Roberto Rovani ai tempi della Casertana

Al ‘De Simone’ di Siracusa la Casertana domenica pomeriggio proverà ad allungare la serie positiva che dura da cinque turni. Una gara amarcord che ha spesso visto vincitrice la compagine rossoblù. Due vittorie consecutive nelle stagioni ’89-’90 e ’90-’91, l’anno scorso 0-2 nel primo turno playoff. Non sarà facile ma i falchetti hanno le carte in regola per fare un altro colpaccio. Ne è consapevole anche un grande doppio ex, l’attaccante Roberto Rovani. “Su quel campo non è semplice per nessuno, sia avversari che giocatori del Siracusa. La Casertana attraversa un buon momento di forma e deve cavalcare l’onda dell’entusiasmo. Credo si sia lasciata alle spalle quel periodo negativo ed è giusto essere ottimisti. Il Siracusa, dal canto suo, è saldamente in zona playoff e credo perciò che si assisterà ad un bell’incontro”.

Tre stagioni in rossoblù e pochi mesi in Sicilia. Avventure completamente diverse ma che Rovani non ha mai dimenticato: “Con la Casertana vincemmo il campionato di C1 rimontando sette punti al Palermo quando poi la vittoria valeva solo due punti. Fu una grande impresa perché al termine del girone di andata ci davano per spacciati. Nessuno avrebbe scommesso su di noi e invece domenica dopo domenica riuscimmo a coronare un grandissimo sogno. L’anno dopo andai a Salerno e nel mercato invernale del ’92 mi trasferì a Siracusa. Purtroppo non fu una stagione positiva perché cambiammo Di Somma con Cadregari ma le cose non cambiarono.
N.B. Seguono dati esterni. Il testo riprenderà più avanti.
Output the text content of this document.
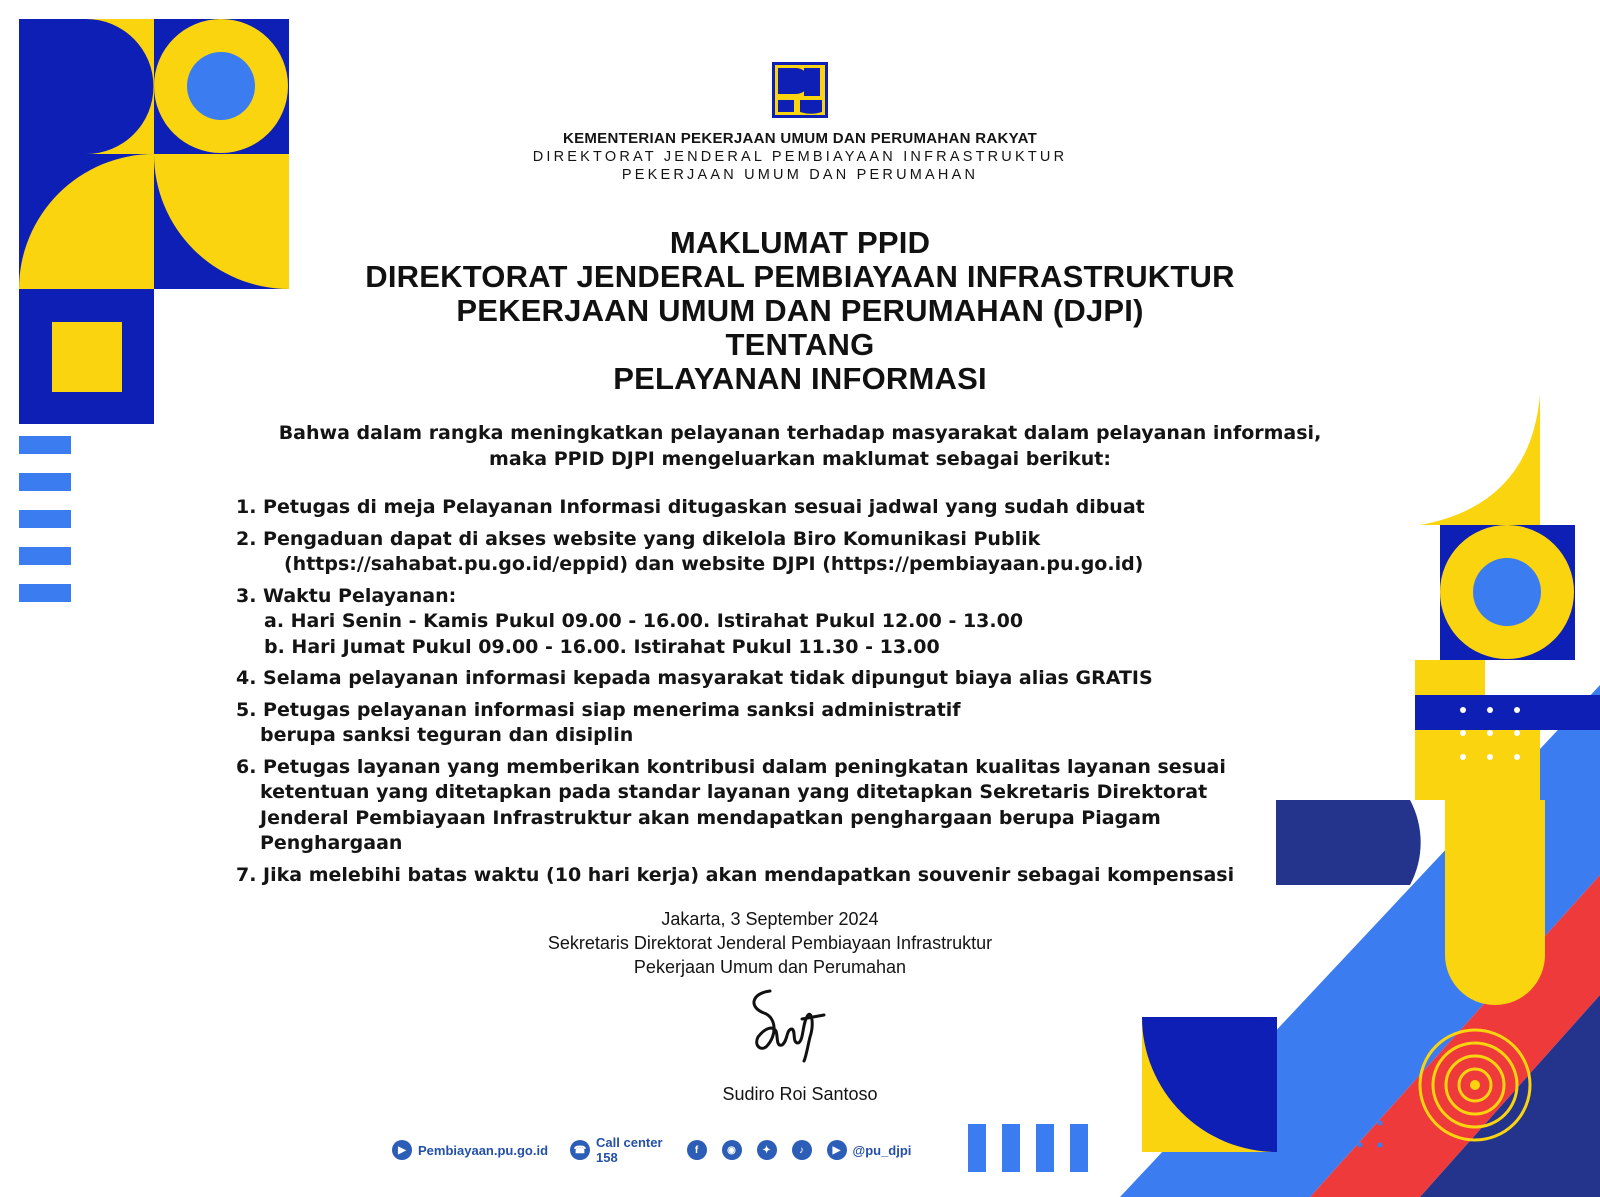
KEMENTERIAN PEKERJAAN UMUM DAN PERUMAHAN RAKYAT
DIREKTORAT JENDERAL PEMBIAYAAN INFRASTRUKTUR
PEKERJAAN UMUM DAN PERUMAHAN
MAKLUMAT PPID
DIREKTORAT JENDERAL PEMBIAYAAN INFRASTRUKTUR
PEKERJAAN UMUM DAN PERUMAHAN (DJPI)
TENTANG
PELAYANAN INFORMASI
Bahwa dalam rangka meningkatkan pelayanan terhadap masyarakat dalam pelayanan informasi,
maka PPID DJPI mengeluarkan maklumat sebagai berikut:
1. Petugas di meja Pelayanan Informasi ditugaskan sesuai jadwal yang sudah dibuat
2. Pengaduan dapat di akses website yang dikelola Biro Komunikasi Publik
(https://sahabat.pu.go.id/eppid) dan website DJPI (https://pembiayaan.pu.go.id)
3. Waktu Pelayanan:
a. Hari Senin - Kamis Pukul 09.00 - 16.00. Istirahat Pukul 12.00 - 13.00
b. Hari Jumat Pukul 09.00 - 16.00. Istirahat Pukul 11.30 - 13.00
4. Selama pelayanan informasi kepada masyarakat tidak dipungut biaya alias GRATIS
5. Petugas pelayanan informasi siap menerima sanksi administratif
berupa sanksi teguran dan disiplin
6. Petugas layanan yang memberikan kontribusi dalam peningkatan kualitas layanan sesuai
ketentuan yang ditetapkan pada standar layanan yang ditetapkan Sekretaris Direktorat
Jenderal Pembiayaan Infrastruktur akan mendapatkan penghargaan berupa Piagam
Penghargaan
7. Jika melebihi batas waktu (10 hari kerja) akan mendapatkan souvenir sebagai kompensasi
Jakarta, 3 September 2024
Sekretaris Direktorat Jenderal Pembiayaan Infrastruktur
Pekerjaan Umum dan Perumahan
Sudiro Roi Santoso
▶ Pembiayaan.pu.go.id	☎ Call center
158	f	◉	✦	♪	▶ @pu_djpi
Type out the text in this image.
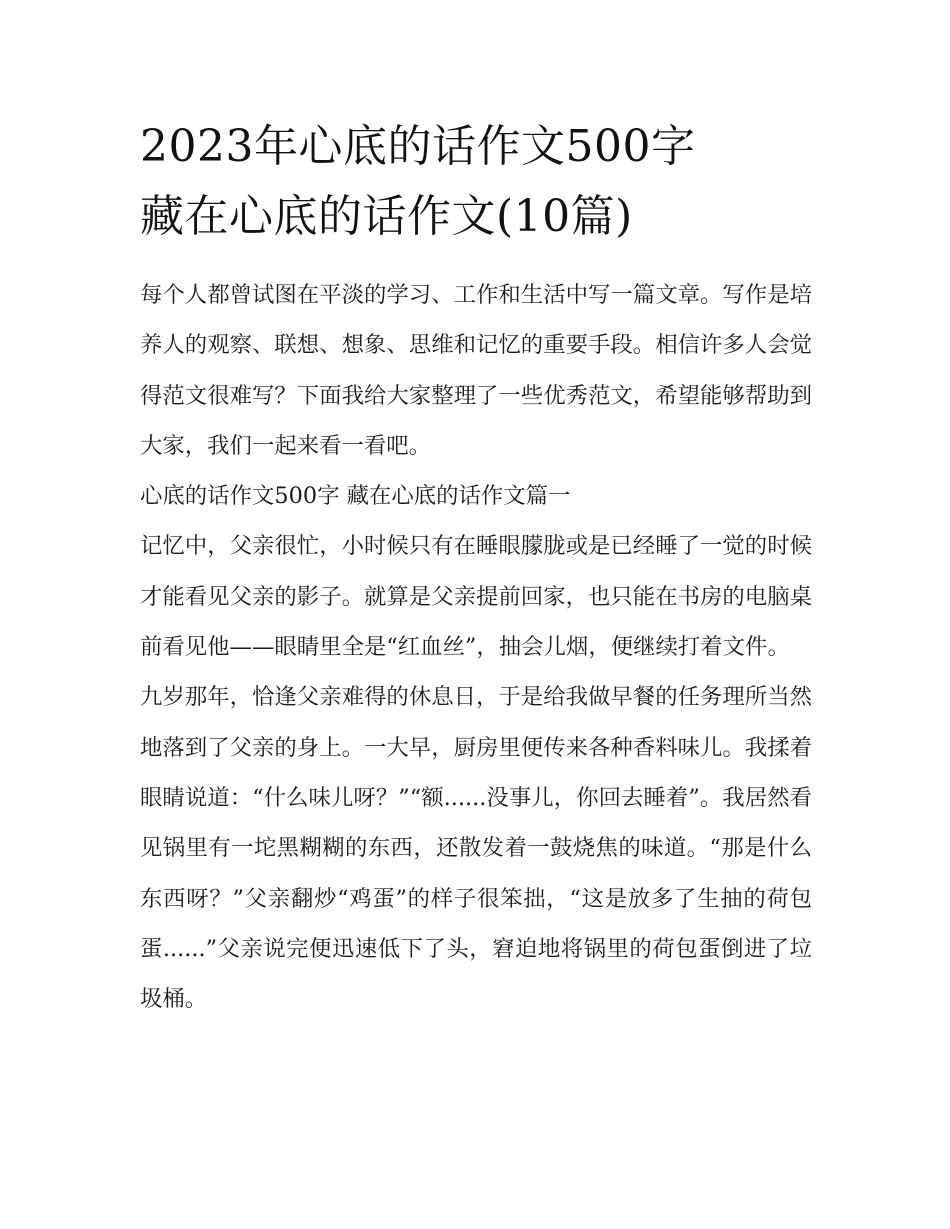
2023年心底的话作文500字
藏在心底的话作文(10篇)

每个人都曾试图在平淡的学习、工作和生活中写一篇文章。写作是培养人的观察、联想、想象、思维和记忆的重要手段。相信许多人会觉得范文很难写？下面我给大家整理了一些优秀范文，希望能够帮助到大家，我们一起来看一看吧。

心底的话作文500字 藏在心底的话作文篇一

记忆中，父亲很忙，小时候只有在睡眼朦胧或是已经睡了一觉的时候才能看见父亲的影子。就算是父亲提前回家，也只能在书房的电脑桌前看见他——眼睛里全是“红血丝”，抽会儿烟，便继续打着文件。

九岁那年，恰逢父亲难得的休息日，于是给我做早餐的任务理所当然地落到了父亲的身上。一大早，厨房里便传来各种香料味儿。我揉着眼睛说道：“什么味儿呀？”“额......没事儿，你回去睡着”。我居然看见锅里有一坨黑糊糊的东西，还散发着一鼓烧焦的味道。“那是什么东西呀？”父亲翻炒“鸡蛋”的样子很笨拙，“这是放多了生抽的荷包蛋......”父亲说完便迅速低下了头，窘迫地将锅里的荷包蛋倒进了垃圾桶。
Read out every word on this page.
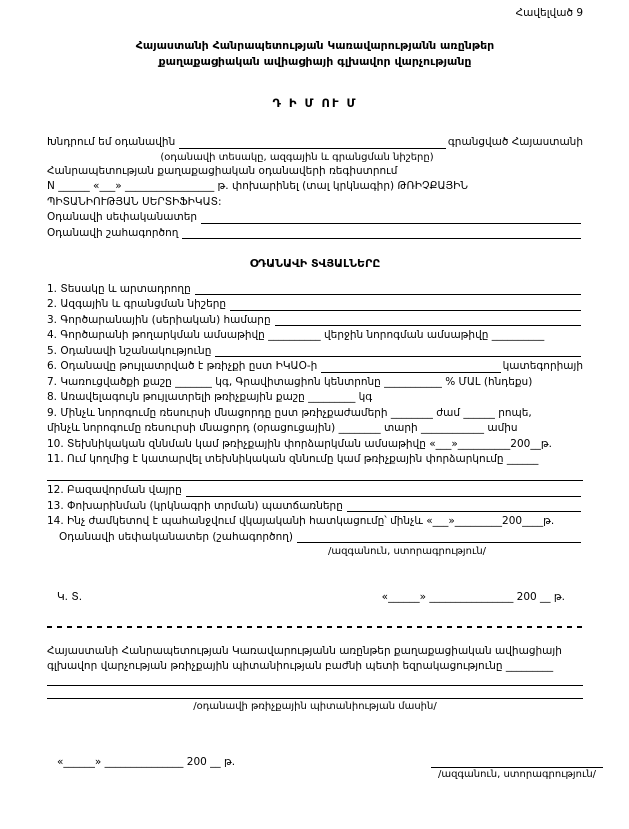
Հավելված 9
Հայաստանի Հանրապետության Կառավարությանն առընթեր
քաղաքացիական ավիացիայի գլխավոր վարչությանը
Դ Ի Մ ՈՒ Մ
Խնդրում եմ օդանավին	գրանցված Հայաստանի
(օդանավի տեսակը, ազգային և գրանցման նիշերը)
Հանրապետության քաղաքացիական օդանավերի ռեգիստրում
N ______ «___» _________________ թ. փոխարինել (տալ կրկնագիր) ԹՌԻՉՔԱՅԻՆ
ՊԻՏԱՆԻՈՒԹՅԱՆ ՍԵՐՏԻՖԻԿԱՏ:
Օդանավի սեփականատեր
Օդանավի շահագործող
ՕԴԱՆԱՎԻ ՏՎՅԱԼՆԵՐԸ
1. Տեսակը և արտադրողը
2. Ազգային և գրանցման նիշերը
3. Գործարանային (սերիական) համարը
4. Գործարանի թողարկման ամսաթիվը __________ վերջին նորոգման ամսաթիվը __________
5. Օդանավի նշանակությունը
6. Օդանավը թույլատրված է թռիչքի ըստ ԻԿԱՕ-ի	կատեգորիայի
7. Կառուցվածքի քաշը _______ կգ, Գրավիտացիոն կենտրոնը ___________ % ՄԱԼ (հնդեքս)
8. Առավելագույն թույլատրելի թռիչքային քաշը _________ կգ
9. Մինչև նորոգումը ռեսուրսի մնացորդը ըստ թռիչքաժամերի ________ ժամ ______ րոպե,
մինչև նորոգումը ռեսուրսի մնացորդ (օրացուցային) ________ տարի ____________ ամիս
10. Տեխնիկական զննման կամ թռիչքային փորձարկման ամսաթիվը «___»__________200__թ.
11. Ում կողմից է կատարվել տեխնիկական զննումը կամ թռիչքային փորձարկումը ______
12. Բազավորման վայրը
13. Փոխարինման (կրկնագրի տրման) պատճառները
14. Ինչ ժամկետով է պահանջվում վկայականի հատկացումը՝ մինչև «___»_________200____թ.
Օդանավի սեփականատեր (շահագործող)
/ազգանուն, ստորագրություն/
Կ. Տ.	«______» ________________ 200 __ թ.
Հայաստանի Հանրապետության Կառավարությանն առընթեր քաղաքացիական ավիացիայի գլխավոր վարչության թռիչքային պիտանիության բաժնի պետի եզրակացությունը _________
/օդանավի թռիչքային պիտանիության մասին/
«______» _______________ 200 __ թ.
/ազգանուն, ստորագրություն/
Avevamo una bellissima squadra, forte, esperta con i vari Maragliulo, Cristiano, Salice, Bianchessi, Casabianca, Camporese, Caterino, purtroppo non riuscimmo a salvarci e la sconfitta di Nola ci tagliò fuori decretando di fatto la nostra retrocessione. Fu una grandissima delusione e anche da parte mia furono mesi difficili perché mi allenavo pochissimo a causa di una frattura ad un dito del piede e poi la domenica andavo in campo senza allenamenti nelle gambe. Fummo anche molto sfortunati”.

Con gli aretusei in lotta per la quarta posizione, la Casertana ha un buon vantaggio sulla zona playout, ma Rovani invita sempre a guardare avanti: “Da uomo di calcio non sono abituato a guardarmi indietro e miro sempre a fare il meglio possibile. Mi rendo conto che non tutto è andato per il verso giusto, ma la Casertana è in serie positiva e deve essere consapevole di poter arrivare oltre la semplice salvezza. Parliamo di una piazza abituata a lottare per traguardi ambiziosi ed è giusto che, a salvezza ottenuta, si guardi anche oltre. Sono due piazze importanti, storiche che mi piacerebbe vedere il più in alto possibile”.